DOI: 10.1186/1472-6831-8-17

Received: 04 August 2007

Accepted: 01 June 2008

Published: 01 June 2008

Abstract

Background

This study investigated the prevalence of Enterococcus faecalis, its putative virulence factors and antimicrobial susceptibility in individuals with and without dental diseases. A total of 159 oral rinse specimens were collected from patients (n = 109) suffering from dental diseases and healthy controls (n = 50).

Results

E. faecalis was detected using only culture in 8/109 (7.3%) of the patients with various types of dental diseases, whereas no E. faecalis was found in the healthy controls weather using both culture and PCR. Phenotype characterizations of the 8 E. faecalis isolates indicated that 25% of the isolates produced haemolysin and 37.5% produced gelatinase. Most important virulence genes; collagen binding protein (ace) and endocarditis antigen (efaA) were present in all 8 E. faecalis isolates, while haemolysin activator gene (cylA) was detected only in 25% of isolates, and all isolates were negative for esp gene. All E. faecalis isolates were 100% susceptible to ampicillin, chloramphenicol, ciprofloxacin, vancomycin, and teicoplanin, and to less extent to erythromycin (62.5%).

Conclusion

This study shows that all E. faecalis isolates were recovered only from patients with dental diseases especially necrotic pulps, and all isolates carried both collagen binding protein and endocarditis antigen genes and highly susceptible to frequently used antimicrobial drugs in Jordan.

Background

Many studies demonstrated that E. faecalis is frequently found in patients suffering from oral infections like gingivitis, periodontitis, teeth with failed endodontic as well as acidic carious lesions associated with persistently infected root canals. [14] Other studies demonstrated the frequent presence of E. faecalis in association with a wide variety of aerobic and anaerobic bacterial species involved in various endodontic diseases and chronic apical periodontitis [47].

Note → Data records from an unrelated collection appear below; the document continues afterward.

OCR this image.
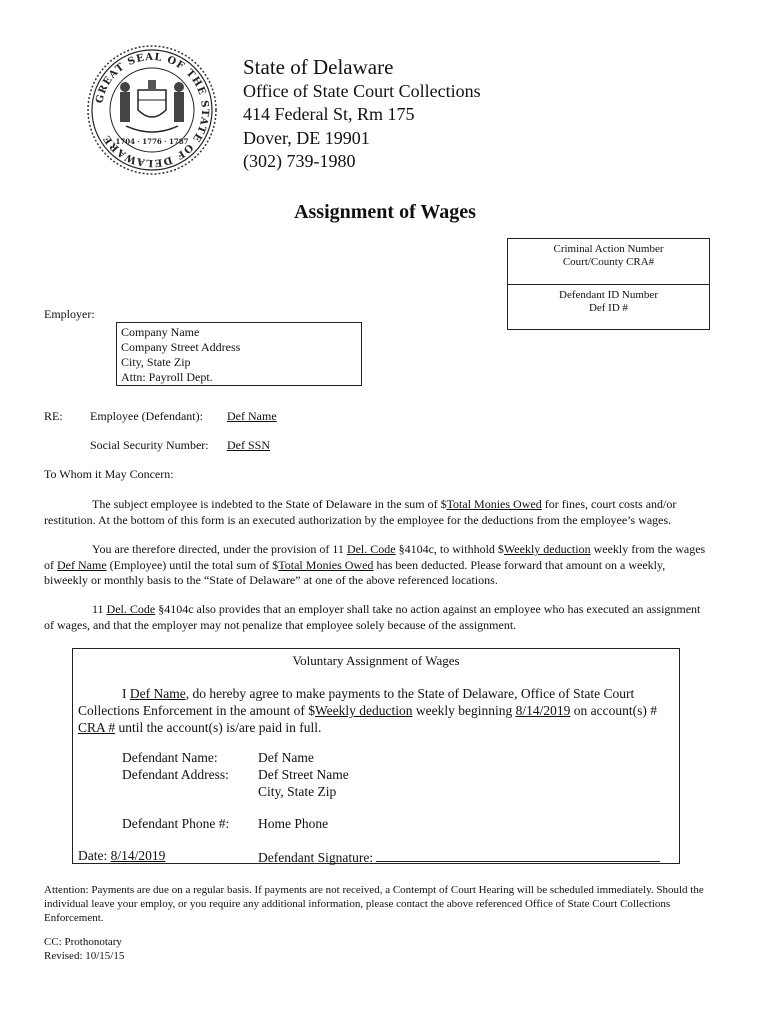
GREAT SEAL OF THE STATE OF DELAWARE 1704 · 1776 · 1787
State of Delaware
Office of State Court Collections
414 Federal St, Rm 175
Dover, DE 19901
(302) 739-1980
Assignment of Wages
Criminal Action Number
Court/County CRA#
Defendant ID Number
Def ID #
Employer:
Company Name
Company Street Address
City, State Zip
Attn: Payroll Dept.
RE: Employee (Defendant): Def Name
Social Security Number: Def SSN
To Whom it May Concern:
The subject employee is indebted to the State of Delaware in the sum of $Total Monies Owed for fines, court costs and/or restitution. At the bottom of this form is an executed authorization by the employee for the deductions from the employee’s wages.
You are therefore directed, under the provision of 11 Del. Code §4104c, to withhold $Weekly deduction weekly from the wages of Def Name (Employee) until the total sum of $Total Monies Owed has been deducted. Please forward that amount on a weekly, biweekly or monthly basis to the “State of Delaware” at one of the above referenced locations.
11 Del. Code §4104c also provides that an employer shall take no action against an employee who has executed an assignment of wages, and that the employer may not penalize that employee solely because of the assignment.
Voluntary Assignment of Wages
I Def Name, do hereby agree to make payments to the State of Delaware, Office of State Court Collections Enforcement in the amount of $Weekly deduction weekly beginning 8/14/2019 on account(s) # CRA # until the account(s) is/are paid in full.
Defendant Name:	Def Name
Defendant Address: Def Street Name
City, State Zip
Defendant Phone #: Home Phone
Date: 8/14/2019	Defendant Signature:
Attention: Payments are due on a regular basis. If payments are not received, a Contempt of Court Hearing will be scheduled immediately. Should the individual leave your employ, or you require any additional information, please contact the above referenced Office of State Court Collections Enforcement.
CC: Prothonotary
Revised: 10/15/15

Virulent factors of E. faecalis include adherence to host tissue, invasion and abscess formation, modulation of host inflammatory responses, secretion of various products which enhances biofilm formation [810]. Data on oral prevalence of E. faecalis and its virulence factors vary from one study to another [1, 6, 7]. Therefore, more investigation on potential virulence factors of E. faecalis would be useful in understanding their role in dental infections. Moreover, clinical isolates of E. faecalis recovered from root canal infections can express antimicrobial resistance to conventional treatment regimens recommended for dental procedures [1113].

This study aimed to investigate the occurrence of E. faecalis, its virulence factors and antimicrobial susceptibility in association with and without some dental diseases in a Jordanian population.

Results

Age of the patients ranged from 14 to 75 years (mean; 36.4 year), and the control persons were between 20 and 69 years (mean; 28.3 year). The prevalence of E. faecalis isolates in oral rinse specimens of patients with dental diseases was 8/109 (7.3%) using both culture and PCR tests, whereas all oral rinse specimens obtained from the 50 healthy control persons were negative for E. faecalis using both methods. All DNA extracted from 8 E. faecalis isolates were proved to be positive for specific E. faecalis 16s rRNA gene. The difference between the results of the two groups is statistically significant (P value = 0.031). In addition, there was 2 E. avium isolates (Table 1). The growth pattern of E. faecalis isolated from positive cases varied from few to numerous colonies (2 – 50 × 103 colonies/ml). The distribution of 8 E. faecalis isolates among patients in association of sex, smoking, oral hygiene and dental diseases is shown in (Table 2). Detection of putative virulence factor genes among 8 E. faecalis isolates using PCR were as follows; both ace and efaA genes were present in all isolates (100%), while cylA gene was detected only in 2 isolates, and all isolates were negative for esp gene (Table 3, Figure 1). All 8 E. faecalis isolates were 100% susceptible to, ampicillin, chloramphenicol, ciprofloxacin, teicoplanin and vancomycin, while 62.5% and 12.5% of the isolates were susceptible to erythromycin, imipenem, respectively, and all were resistant to gentamicin, clindamycin and Oxacillin
Table 1

Detection of Enterococcus species in patients and controls

Characteristics

109 Patients with dental diseases No. (%)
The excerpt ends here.